Get to know Williamsburg
Sitting along the East River just over the Williamsburg Bridge, this is the Brooklyn that comes to mind first for many. It’s the neighborhood that has long been the epicenter of the borough’s artisanal and local dining scene, which you experience in restaurants that have pressed-tin ceilings and are illuminated by Edison bulbs and where the dishes are served by bearded and tattooed waiters. For better or worse, Williamsburg’s time as an edgy neighborhood has drawn to a close. These days, Chipotle, Equinox, and Whole Foods all have locations on or near Bedford (the main drag). The new Domino Park, designed by James Corner Field Operations (collaborators on Manhattan’s High Line), provides the area with another much-needed green space. Williamsburg is huge. While the area roughly between Roebling and the river may have the vibe that looms largest in the public imagination, Williamsburg also has distinct pockets of Hasidic, Italian, Puerto Rican, and other cultural groups.
History & Culture
Williamsburg has passed through several incarnations in its roughly 200 years — from a village within Bushwick, to its own independent city, and then to being incorporated into the city of Brooklyn (which became a borough in 1898). It has also transitioned from a bucolic area — Cornelius Vanderbilt and others built waterfront mansions here — to a predominantly industrial area. After the opening of the Williamsburg Bridge in 1903, it became the destination of recent immigrants, many overflowing from the Lower East Side. Traditionally Brooklyn’s Broadway marked an unofficial boundary between the Dominican, Puerto Rican, and Hasidic sections of Williamsburg to its south and the Italian and Polish ones to its north.
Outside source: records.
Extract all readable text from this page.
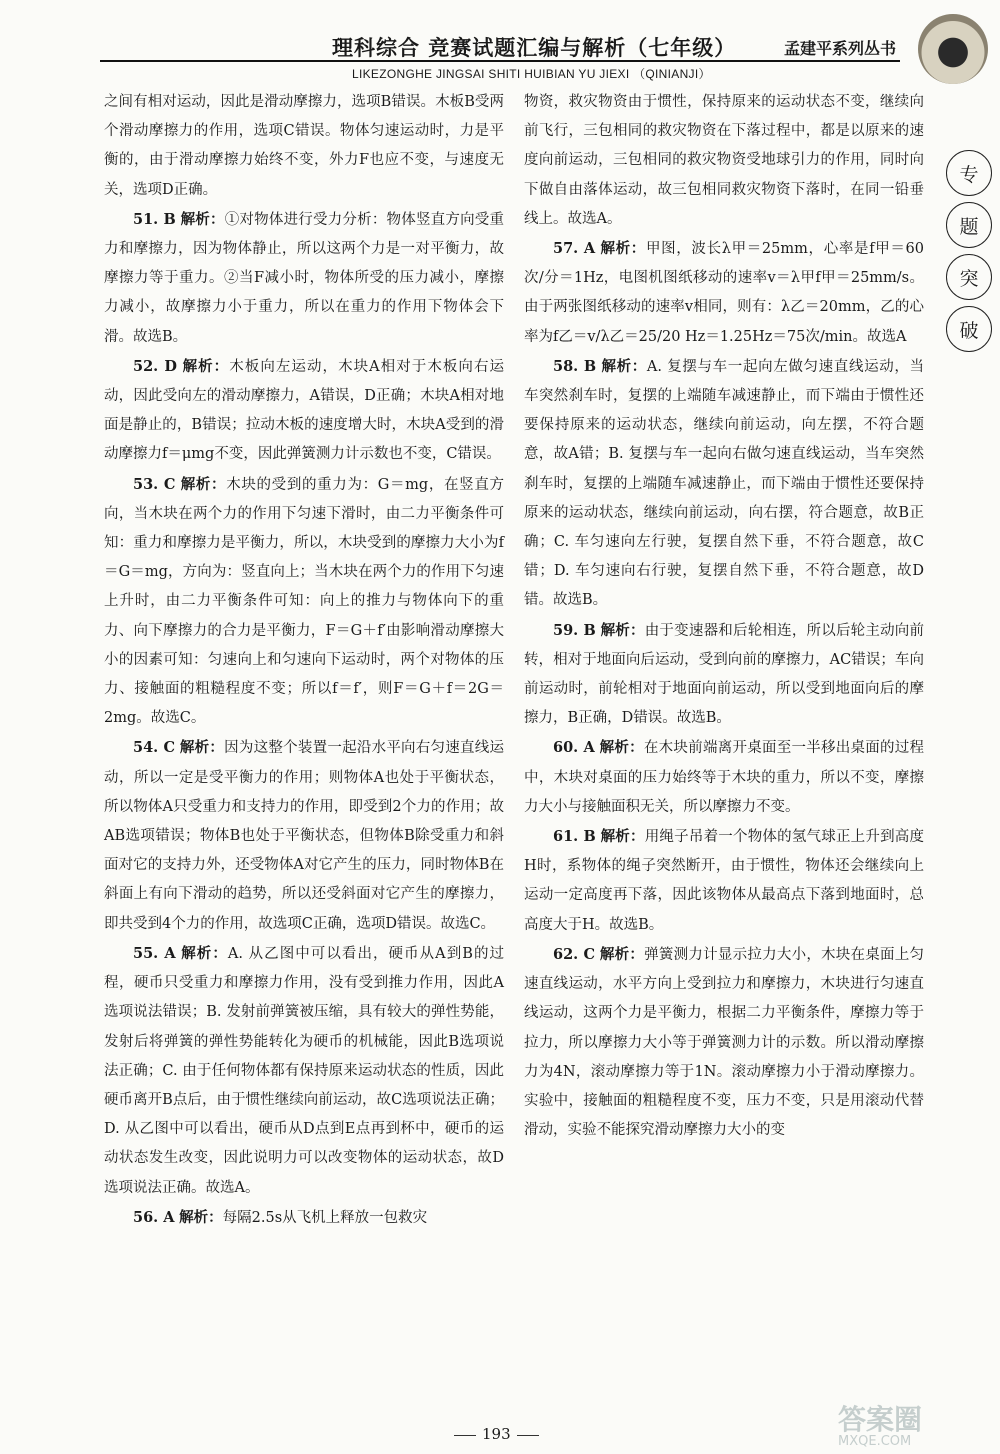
理科综合 竞赛试题汇编与解析（七年级）	孟建平系列丛书
LIKEZONGHE JINGSAI SHITI HUIBIAN YU JIEXI （QINIANJI）
专
题
突
破

之间有相对运动，因此是滑动摩擦力，选项B错误。木板B受两个滑动摩擦力的作用，选项C错误。物体匀速运动时，力是平衡的，由于滑动摩擦力始终不变，外力F也应不变，与速度无关，选项D正确。

51. B 解析：①对物体进行受力分析：物体竖直方向受重力和摩擦力，因为物体静止，所以这两个力是一对平衡力，故摩擦力等于重力。②当F减小时，物体所受的压力减小，摩擦力减小，故摩擦力小于重力，所以在重力的作用下物体会下滑。故选B。

52. D 解析：木板向左运动，木块A相对于木板向右运动，因此受向左的滑动摩擦力，A错误，D正确；木块A相对地面是静止的，B错误；拉动木板的速度增大时，木块A受到的滑动摩擦力f＝μmg不变，因此弹簧测力计示数也不变，C错误。

53. C 解析：木块的受到的重力为：G＝mg，在竖直方向，当木块在两个力的作用下匀速下滑时，由二力平衡条件可知：重力和摩擦力是平衡力，所以，木块受到的摩擦力大小为f＝G＝mg，方向为：竖直向上；当木块在两个力的作用下匀速上升时，由二力平衡条件可知：向上的推力与物体向下的重力、向下摩擦力的合力是平衡力，F＝G＋f′由影响滑动摩擦大小的因素可知：匀速向上和匀速向下运动时，两个对物体的压力、接触面的粗糙程度不变；所以f＝f′，则F＝G＋f＝2G＝2mg。故选C。

54. C 解析：因为这整个装置一起沿水平向右匀速直线运动，所以一定是受平衡力的作用；则物体A也处于平衡状态，所以物体A只受重力和支持力的作用，即受到2个力的作用；故AB选项错误；物体B也处于平衡状态，但物体B除受重力和斜面对它的支持力外，还受物体A对它产生的压力，同时物体B在斜面上有向下滑动的趋势，所以还受斜面对它产生的摩擦力，即共受到4个力的作用，故选项C正确，选项D错误。故选C。

55. A 解析：A. 从乙图中可以看出，硬币从A到B的过程，硬币只受重力和摩擦力作用，没有受到推力作用，因此A选项说法错误；B. 发射前弹簧被压缩，具有较大的弹性势能，发射后将弹簧的弹性势能转化为硬币的机械能，因此B选项说法正确；C. 由于任何物体都有保持原来运动状态的性质，因此硬币离开B点后，由于惯性继续向前运动，故C选项说法正确；D. 从乙图中可以看出，硬币从D点到E点再到杯中，硬币的运动状态发生改变，因此说明力可以改变物体的运动状态，故D选项说法正确。故选A。

56. A 解析：每隔2.5s从飞机上释放一包救灾

物资，救灾物资由于惯性，保持原来的运动状态不变，继续向前飞行，三包相同的救灾物资在下落过程中，都是以原来的速度向前运动，三包相同的救灾物资受地球引力的作用，同时向下做自由落体运动，故三包相同救灾物资下落时，在同一铅垂线上。故选A。

57. A 解析：甲图，波长λ甲＝25mm，心率是f甲＝60次/分＝1Hz，电图机图纸移动的速率v＝λ甲f甲＝25mm/s。由于两张图纸移动的速率v相同，则有：λ乙＝20mm，乙的心率为f乙＝v/λ乙＝25/20 Hz＝1.25Hz＝75次/min。故选A

58. B 解析：A. 复摆与车一起向左做匀速直线运动，当车突然刹车时，复摆的上端随车减速静止，而下端由于惯性还要保持原来的运动状态，继续向前运动，向左摆，不符合题意，故A错；B. 复摆与车一起向右做匀速直线运动，当车突然刹车时，复摆的上端随车减速静止，而下端由于惯性还要保持原来的运动状态，继续向前运动，向右摆，符合题意，故B正确；C. 车匀速向左行驶，复摆自然下垂，不符合题意，故C错；D. 车匀速向右行驶，复摆自然下垂，不符合题意，故D错。故选B。

59. B 解析：由于变速器和后轮相连，所以后轮主动向前转，相对于地面向后运动，受到向前的摩擦力，AC错误；车向前运动时，前轮相对于地面向前运动，所以受到地面向后的摩擦力，B正确，D错误。故选B。

60. A 解析：在木块前端离开桌面至一半移出桌面的过程中，木块对桌面的压力始终等于木块的重力，所以不变，摩擦力大小与接触面积无关，所以摩擦力不变。

61. B 解析：用绳子吊着一个物体的氢气球正上升到高度H时，系物体的绳子突然断开，由于惯性，物体还会继续向上运动一定高度再下落，因此该物体从最高点下落到地面时，总高度大于H。故选B。

62. C 解析：弹簧测力计显示拉力大小，木块在桌面上匀速直线运动，水平方向上受到拉力和摩擦力，木块进行匀速直线运动，这两个力是平衡力，根据二力平衡条件，摩擦力等于拉力，所以摩擦力大小等于弹簧测力计的示数。所以滑动摩擦力为4N，滚动摩擦力等于1N。滚动摩擦力小于滑动摩擦力。实验中，接触面的粗糙程度不变，压力不变，只是用滚动代替滑动，实验不能探究滑动摩擦力大小的变

193	答案圈
MXQE.COM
In recent years, the Polish population has largely moved on (though Greenpoint still retains its Polish character), replaced by new residents drawn by, for lack of a better term, Williamsburg’s hipster reputation. There is still an Italian Williamsburg, bordered roughly by the Brooklyn Queens Expressway, Grand Avenue, and Humboldt.
Dine & Shop
Bedford is the bustling main strip of Williamsburg, the first stop on the L train for visitors from other parts of the city looking to explore the area’s bars and restaurants. Its nightlife spills over in both directions, however, as far as Roebling to the east and the East River on the west. In the northeast corner of Williamsburg, near McCarren Park, a number of new hotels — with restaurants and bars that are popular with locals as well — sit just to the south of Greenpoint. Williamsburg is large enough to boast several main streets. Metropolitan is another of the busy commercial strips; while the blocks closer to water are ritzier, the businesses tend to become more utilitarian as one heads inland. Upscale dining and drinking are making inroads on Grand Street and Broadway, though on both, for now, dollar stores, bodegas, and cheap restaurants still dominate.